12 May 2015
Egypt has secured billions of dollars in investment commitments and loans, but the country's public finances are still severely strained and the next big challenge will be to focus on reforms.

Egypt recorded a budget deficit of EGP 186 billion (USD 24.4 billion) in the 2014/15 fiscal year that ended in February, an increase of 50% over the previous year's deficit, according to a ministry of finance report released in March.

A ministry official said the widening deficit was a result of steps taken to ensure greater social equality by introducing a minimum wage, increasing pensions, and higher spending on subsidies as well as boosting investment on infrastructure projects in the country.

The finance ministry said last March that it expects greater investment and fiscal reforms to shrink its budget deficit to 9.5-10% of gross domestic product in the 2015/16 fiscal year.

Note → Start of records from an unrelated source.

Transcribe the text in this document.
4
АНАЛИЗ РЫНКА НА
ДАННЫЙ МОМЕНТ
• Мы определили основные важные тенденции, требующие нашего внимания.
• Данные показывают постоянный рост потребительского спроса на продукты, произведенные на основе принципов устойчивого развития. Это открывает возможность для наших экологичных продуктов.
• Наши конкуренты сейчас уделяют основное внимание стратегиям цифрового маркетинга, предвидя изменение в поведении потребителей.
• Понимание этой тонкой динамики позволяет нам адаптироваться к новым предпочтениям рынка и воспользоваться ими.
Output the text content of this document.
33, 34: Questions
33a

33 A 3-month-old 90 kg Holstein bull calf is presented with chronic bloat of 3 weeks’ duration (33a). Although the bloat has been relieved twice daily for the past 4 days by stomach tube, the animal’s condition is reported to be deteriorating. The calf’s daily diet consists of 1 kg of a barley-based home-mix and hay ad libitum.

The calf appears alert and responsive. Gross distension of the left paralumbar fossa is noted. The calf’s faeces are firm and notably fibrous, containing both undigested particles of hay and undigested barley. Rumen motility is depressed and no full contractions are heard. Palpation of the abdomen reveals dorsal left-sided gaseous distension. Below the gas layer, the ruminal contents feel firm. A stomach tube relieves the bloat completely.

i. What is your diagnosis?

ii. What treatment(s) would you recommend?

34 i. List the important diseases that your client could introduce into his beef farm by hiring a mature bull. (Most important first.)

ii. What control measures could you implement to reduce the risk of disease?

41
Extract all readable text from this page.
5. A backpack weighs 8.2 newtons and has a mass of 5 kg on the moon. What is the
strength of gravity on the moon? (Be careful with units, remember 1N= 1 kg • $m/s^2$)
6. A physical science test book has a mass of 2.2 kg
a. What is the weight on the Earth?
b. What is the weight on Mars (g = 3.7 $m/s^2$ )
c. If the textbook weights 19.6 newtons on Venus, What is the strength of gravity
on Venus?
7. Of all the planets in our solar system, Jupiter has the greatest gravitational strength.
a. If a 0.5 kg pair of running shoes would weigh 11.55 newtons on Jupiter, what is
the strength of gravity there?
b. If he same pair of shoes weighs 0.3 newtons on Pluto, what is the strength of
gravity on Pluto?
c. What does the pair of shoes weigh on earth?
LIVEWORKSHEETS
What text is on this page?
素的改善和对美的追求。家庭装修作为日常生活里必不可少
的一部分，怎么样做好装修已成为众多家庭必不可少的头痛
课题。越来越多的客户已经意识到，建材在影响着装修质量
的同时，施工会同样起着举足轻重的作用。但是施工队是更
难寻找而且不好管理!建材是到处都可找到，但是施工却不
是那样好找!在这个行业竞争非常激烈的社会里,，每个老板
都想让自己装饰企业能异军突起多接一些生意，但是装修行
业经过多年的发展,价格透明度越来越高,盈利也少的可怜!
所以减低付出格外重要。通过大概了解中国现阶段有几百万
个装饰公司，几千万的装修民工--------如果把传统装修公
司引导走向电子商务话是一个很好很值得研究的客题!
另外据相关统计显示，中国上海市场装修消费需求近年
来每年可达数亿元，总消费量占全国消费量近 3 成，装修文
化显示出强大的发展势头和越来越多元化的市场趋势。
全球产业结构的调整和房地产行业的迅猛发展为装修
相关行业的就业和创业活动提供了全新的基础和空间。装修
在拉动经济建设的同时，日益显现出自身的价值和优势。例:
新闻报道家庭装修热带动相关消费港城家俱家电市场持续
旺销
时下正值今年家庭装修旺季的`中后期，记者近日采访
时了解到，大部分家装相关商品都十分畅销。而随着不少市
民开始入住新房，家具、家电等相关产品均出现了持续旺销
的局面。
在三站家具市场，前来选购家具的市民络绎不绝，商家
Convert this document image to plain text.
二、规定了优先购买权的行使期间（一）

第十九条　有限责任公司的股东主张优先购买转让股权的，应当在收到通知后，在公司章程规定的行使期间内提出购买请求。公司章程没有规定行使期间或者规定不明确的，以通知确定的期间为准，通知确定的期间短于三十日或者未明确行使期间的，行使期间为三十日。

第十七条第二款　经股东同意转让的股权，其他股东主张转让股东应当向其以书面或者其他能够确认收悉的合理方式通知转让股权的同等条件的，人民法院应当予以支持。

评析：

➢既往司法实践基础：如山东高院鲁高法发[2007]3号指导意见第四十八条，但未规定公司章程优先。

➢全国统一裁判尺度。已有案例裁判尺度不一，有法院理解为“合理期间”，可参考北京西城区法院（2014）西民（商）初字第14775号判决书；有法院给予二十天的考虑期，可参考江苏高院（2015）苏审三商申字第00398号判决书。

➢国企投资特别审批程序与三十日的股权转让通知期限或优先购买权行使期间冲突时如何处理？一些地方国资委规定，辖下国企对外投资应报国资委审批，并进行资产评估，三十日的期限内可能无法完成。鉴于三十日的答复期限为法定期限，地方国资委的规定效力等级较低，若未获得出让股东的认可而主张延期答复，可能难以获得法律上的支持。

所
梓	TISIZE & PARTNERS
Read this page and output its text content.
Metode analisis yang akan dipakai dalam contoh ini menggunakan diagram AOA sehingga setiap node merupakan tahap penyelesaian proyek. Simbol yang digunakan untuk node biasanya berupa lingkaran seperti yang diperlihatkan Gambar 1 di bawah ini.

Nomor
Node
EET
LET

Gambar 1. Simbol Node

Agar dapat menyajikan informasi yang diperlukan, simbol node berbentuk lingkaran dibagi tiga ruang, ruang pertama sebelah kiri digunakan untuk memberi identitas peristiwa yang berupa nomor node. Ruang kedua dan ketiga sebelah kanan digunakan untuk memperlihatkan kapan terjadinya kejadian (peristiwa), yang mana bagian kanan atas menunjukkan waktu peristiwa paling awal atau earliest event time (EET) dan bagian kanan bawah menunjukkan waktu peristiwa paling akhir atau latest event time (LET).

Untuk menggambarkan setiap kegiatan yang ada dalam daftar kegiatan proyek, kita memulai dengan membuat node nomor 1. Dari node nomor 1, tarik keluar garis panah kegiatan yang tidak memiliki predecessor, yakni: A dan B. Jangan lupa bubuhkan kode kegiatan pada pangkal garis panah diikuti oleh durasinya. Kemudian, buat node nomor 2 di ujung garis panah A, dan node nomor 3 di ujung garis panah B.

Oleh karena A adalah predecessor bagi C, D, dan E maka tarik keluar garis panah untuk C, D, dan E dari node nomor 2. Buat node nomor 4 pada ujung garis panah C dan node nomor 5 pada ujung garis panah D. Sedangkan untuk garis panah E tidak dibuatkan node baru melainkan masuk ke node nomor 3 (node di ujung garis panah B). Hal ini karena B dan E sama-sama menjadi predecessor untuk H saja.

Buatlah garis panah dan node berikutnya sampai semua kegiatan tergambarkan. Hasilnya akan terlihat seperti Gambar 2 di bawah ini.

"The deficit in Egypt is a constant evil because it results from the inevitable expenditure on wages, debt servicing and interest payments, and subsidies, and whatever is left over goes to investment," said Sherif Kassem, a professor of Economics at Sadat Academy.

The finance ministry report showed that investment spending accounted for only 8% of total expenditure of EGP 385.2 billion during the July 2014 to February 2015 period, although it is up 31% when compared to investment spending in the previous fiscal year.

Wages and workers' compensations accounted for the largest chunk, or 33% of total government expenditure. Debt servicing costs made up 27% of overall expenses, while subsidies, grants and social benefits represented 20%.

The government of Abdel Fattah al-Sisi has clearly articulated its fiscal measures to be taken under its reform program and has moved on a number of fronts, including announcing cuts in energy subsidies.

Other revenue-earnings measures include a new capital gains and dividends tax rate, amendments to the property tax law, broadening the tax base by bringing some of the informal sector activities to the formal sector, excises on specific goods, including tobacco and alcoholic averages, and amendments to the mining law leading to higher fees and taxes.

"However, the concern rests on their sustainability, especially that much of the fiscal consolidation efforts so far rely on the subsidy bill, and that the introduction of the VAT has been postponed, while wages and salaries continue their double digit growth (17.4% y/y) given the existing civil service salary scale increases enshrined in the law," Barclays Capital said in a recent report.

LURING INVESTMENT

Mohamed Ashmawy, chairman and managing director of the United Bank of Egypt, believes investors will be eyeing the foreign exchange rate and tax segments, and looking at whether government spending is focused on investment in growth sectors that will stimulate economic growth.

The restoration of relative domestic political stability and a vastly improved investment climate coupled with lower commodity prices should help boost Egypt's economic fortunes. And the government is confident it can follow through on its policies and that improved confidence will accelerate foreign investment and boost economic growth.

A long-awaited draft law on investment, which aims to create a "one-stop shop" to make Egypt more attractive to foreign investors was announced at the investment conference, where Gulf states pledged USD 12.5 billion in loans and grants, and where investment deals worth USD 33 billion were secured.

Barclays Capital analyst Alia Moubayed said that foreign direct investment flows are likely to materialise only gradually, keeping pressure on the country's international reserves. It said that if the U.S. dollar strengthens in the second half of 2015, then the Central Bank of Egypt may allow the Egyptian pound to depreciate further in the third quarter.

"The depreciation of the Egyptian pound will not attract investments," said economics professor Kassem. "Any investor looking to invest in Egypt during this time will only be speculators and not long-term financiers."

The World Bank has said that further reforms are needed to encourage greater private investment, such as maintaining a stable and transparent tax regime, simplifying business regulations and securing adequate energy supplies for the country, the Arab world's most populous.

"Investors look at the overall business environment of the country, including the size of bureaucracy, government's commitment to abide by contracts, as well as the legislations that guarantee investment flow," said Ahmad Bakri, projects manager at the Real Estate Constructions and Development Department of Saudi firm Al Shaer Industrial Trading and Contracting Company.

Emad Morcos, chairman of the board of Max Investment Company, said that investors will take the budget deficit, inflation and exchange rates into consideration. "(But) what concerns investors more are the government's policy uncertainty and the inability to commit to a contract, and the lengthy procedures involved in securing licenses."

The Institute of International Finance notes that while the Egyptian government has clearly articulated its fiscal reform measures, some of the measures to improve the business environment remain unclear.